The chain starts with Benetech, a Palo Alto based company that provides technology solutions to solve social issues.  Benetech’s Bookshare program is a web-based digital library for people with print disabilities.  Speaking at SoCap 2010, Betsy Beauman of Benetech described how in 2007, after winning an award from the U.S. Department of Education, they realized they needed to grow quickly and needed a channel partner to do so.  Good Capital introduced Benetech to Better World Books, a social enterprise that collects and sells used books in order to fund literacy initiatives and donate books to communities in need around the world.  Better World Books has a warehouse in Indiana where they house over 6 million titles.  Now, when Benetech receives an order from a teacher in Mexico with a vision-impaired student, they place an order with Better World Books who finds the book in their warehouse and de-binds and scans it to put it in digital format.  The technology is by no means flawless, though, and the digital file needs to be proof-read for errors.  That’s where Samasource steps in.

Leila Chirayath Janah founded Samasource in 2008 on the premise that there are millions of people currently living in poverty who are capable of doing data work that computers cannot yet do.  Samasource takes the scanned files from Better World Books and outsources them to small businesses in countries like Kenya, India and Haiti that have trained English-speaking workers in basic computer technology.  The workers double check the RTF files against a PDF and make corrections to the book.  The electronic file is then sent back to Benetech Bookshare where it is placed into audio or large text format and then sent back to the school in Mexico.  As for waste, Better World Books CFO Paul Sansone explains there is virtually none.  The de-bound books are stored at Better World Book’s warehouse until all proof-checking is done and then they are either recycled or sent to literacy partners who re-bind and deliver them to new readers.

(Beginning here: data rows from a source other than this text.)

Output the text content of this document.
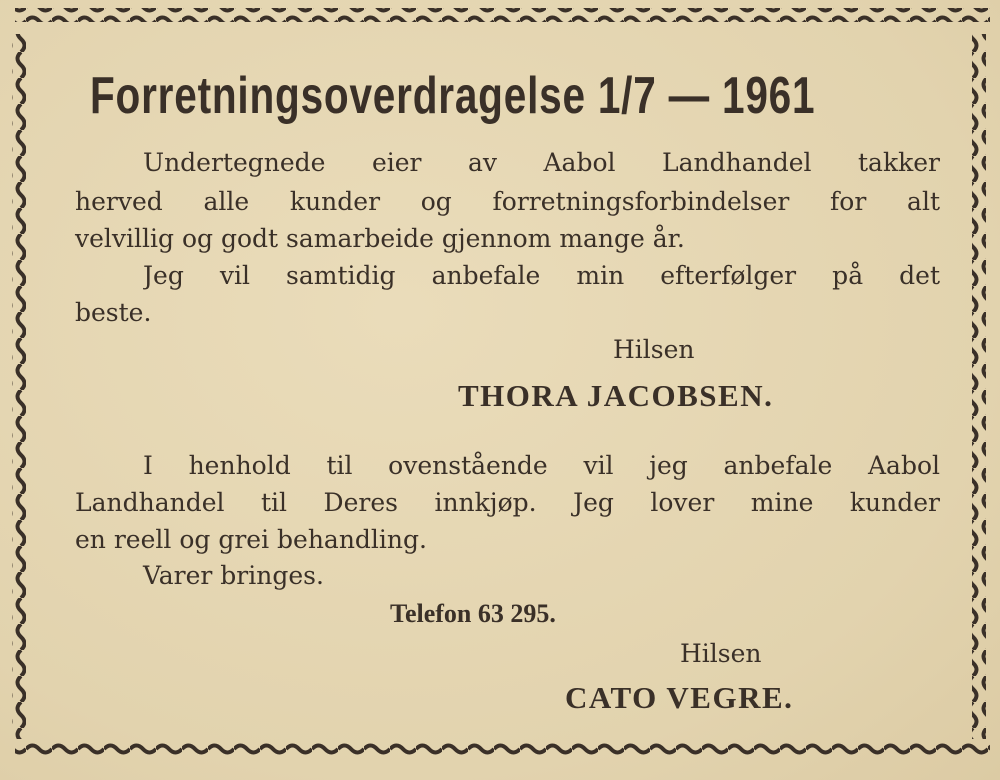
Forretningsoverdragelse 1/7 — 1961
Undertegnede eier av Aabol Landhandel takker
herved alle kunder og forretningsforbindelser for alt
velvillig og godt samarbeide gjennom mange år.
Jeg vil samtidig anbefale min efterfølger på det
beste.
Hilsen
THORA JACOBSEN.
I henhold til ovenstående vil jeg anbefale Aabol
Landhandel til Deres innkjøp. Jeg lover mine kunder
en reell og grei behandling.
Varer bringes.
Telefon 63 295.
Hilsen
CATO VEGRE.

So what kind of overall impact are these three partners having?  Benetech currently has over 90,000 books that are being accessed by 100,000 members around the world.  The partnership with Better World Books and Samasource has allowed Bookshare to reduce the time to get a title to a member from 6 months to just 4-6 weeks.  From its 40 million book sales, Better World Books has donated over $9 million and 3 million books to nonprofit literacy partners and libraries around the world.  To date, it has delivered over 18,000 titles to Benetech Bookshare.  Samasource is now outsourcing $1.5 million in technology work small businesses that employ 900 people in 5 different countries.  One of its businesses in Kenya that does work for Bookshare and Better World Books started out with just 4 employees; it is currently employing 35 people, and plans to hire an additional 50 in the coming months.

All three companies are now exploring new ways to use their partnership to increase their impact.  For example, Benetech is developing a program with the U.S. Department of Education to figure out how to make pictures and images accessible to the vision-impaired.  They are working with Samasource to develop programs to train their employees to receive images, use crowdsourcing applications to understand their meaning and relevance to the reader, and digitize those image descriptions to create a more complete reading experience.

Vale is a second year MBA student at Duke University’s Fuqua School of Business and is interested in how for-profit businesses are finding innovative ways to create social and environmental value and how capital is being driven towards those businesses. Prior to enrolling at Fuqua she was the Deputy Director at Empowerment Group, a non-profit microenterprise development organization based in Philadelphia. This summer she interned with B Lab, auditing certified B corporations and working on the organization’s policy and capital markets initiatives. Vale has a BA in Economics and Political Science from Swarthmore College.